The Senate has just voted on a landmark bipartisan infrastructure bill, which includes tens of billions of dollars for climate, energy, and environmental programs. Despite leaving out many of the more ambitious plans proposed by the White House in its American Jobs Plan, the bill represents an important step towards building a more sustainable America, with particular strides being made on behalf of clean energy and resilience.
Infrastructure programs that invest in a national clean energy grid and natural climate solutions, also provide critical co-benefits like cleaner air and water. By investing in environmental resilience and a net-zero carbon future, we can help states and communities protect themselves from the costly and destructive consequences of a warming climate while building regenerative, efficient, and reliable infrastructure. As we know from our recent Survival by Degrees and Natural Climate Solutions reports, what’s good for birds is good for climate and people, and bolstering our natural and clean-energy infrastructure will ensure a livable planet for birds and humans alike. In this critical moment, passing the bipartisan infrastructure package is a necessary step toward tackling both the causes of and the consequences resulting from climate change.
Clean energy investment and grid modernization represent some of the most robust sections of the infrastructure package. The bipartisan deal currently allocates $16.3 billion to the Department of Energy to use towards energy efficiency and renewable energy, with specific funds set aside for the continued development of battery storage technology. Another $21.5 billion will be used to establish a new Office of Clean Energy Demonstrations within the Energy Department to research carbon capture, hydrogen power ($8 billion), resilient and adaptable electric grids ($6 billion), and other technologies to help us reach 100% clean energy by 2035. These advanced energy demonstrations will support near-term job growth while spurring innovative and cost-saving technologies and solutions within the electric sector. These investments will help bring accessible and widespread renewable energy to market at scale more quickly.
To support grid modernization, the package will also invest significantly in battery storage, the so-called “holy grail” of clean energy that will provide backup for variable renewable generation. The package will distribute $3 billion over five years for demonstration projects on the processing of battery materials and the construction and retrofitting of processing facilities, as well as an additional $3 billion for grants for similar activities relating to manufacturing and recycling batteries to reduce the life cycle environmental impacts of battery components.
Natural Climate Solutions and Environmental Resiliency
Natural carbon drawdown and environmental resilience are as important as reducing emissions. Environmental resiliency provisions in the infrastructure package will extend funding and aid for ecosystem restoration, wildfire mitigation, flood insurance, and cleaning up orphaned wells and abandoned mines. Specifically, the package offers $2.13 billion over five years to the Departments of the Interior and Agriculture for ecosystem restoration, $1 billion for Great Lakes restoration, and $3.37 billion for wildfire mitigation. In our recent report on Natural Climate Solutions, we found that priority ecosystems can deliver up to 23 percent of the U.S. commitment to draw down greenhouse-gas emissions, with forests storing more total carbon than any other ecosystem. Provisions that help fund ecosystem restoration such as these support our national climate goals while delivering additional ecosystem services like temperature regulation, and water and air filtration to the communities who live in and steward these natural spaces.
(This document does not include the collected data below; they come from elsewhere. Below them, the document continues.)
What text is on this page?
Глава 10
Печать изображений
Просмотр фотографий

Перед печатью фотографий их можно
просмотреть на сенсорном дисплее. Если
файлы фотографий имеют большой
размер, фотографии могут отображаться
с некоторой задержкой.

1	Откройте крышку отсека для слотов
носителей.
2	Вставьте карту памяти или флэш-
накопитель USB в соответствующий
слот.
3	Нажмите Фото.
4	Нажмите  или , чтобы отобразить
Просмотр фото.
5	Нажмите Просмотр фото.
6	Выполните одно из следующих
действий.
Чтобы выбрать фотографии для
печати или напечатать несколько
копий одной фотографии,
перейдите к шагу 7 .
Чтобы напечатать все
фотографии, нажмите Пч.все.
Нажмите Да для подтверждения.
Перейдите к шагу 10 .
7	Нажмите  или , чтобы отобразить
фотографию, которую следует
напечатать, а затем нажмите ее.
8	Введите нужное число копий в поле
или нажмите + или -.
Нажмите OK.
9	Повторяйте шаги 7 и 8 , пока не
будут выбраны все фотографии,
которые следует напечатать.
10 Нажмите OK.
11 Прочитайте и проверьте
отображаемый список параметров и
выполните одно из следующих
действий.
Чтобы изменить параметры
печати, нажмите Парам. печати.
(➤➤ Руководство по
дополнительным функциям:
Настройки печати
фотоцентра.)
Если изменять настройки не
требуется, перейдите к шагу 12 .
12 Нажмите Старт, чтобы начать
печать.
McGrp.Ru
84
The infrastructure package allocates $6.42 billion over five years to reduce carbon emissions in the transportation industry, an important goal with transportation responsible for almost 30% of total national carbon emissions. Importantly for wildlife, surface transportation grants will require wildlife crossings for eligibility. Additionally, states will receive $6 billion for building electric vehicle charging infrastructure and creating a data-sharing network to streamline construction and adoption. These measures set an important precedent for how to integrate zero-carbon infrastructure with migratory bird and habitat conservation.
While the climate action proposed in this infrastructure package is important, we must also recognize that there is more to be done. Not included in the bill, for example, are a national Clean Energy Standard, extensions of tax credits for renewables and electric vehicles, or significant investments in voluntary, private-land conservation programs. The bill also does not go far enough in its environmental justice initiatives to ensure the benefits of these investments are equitably distributed. In the coming months, we will continue to work with Congress to strive for environmental justice and a zero-carbon future, filling in the gaps left by this important first step.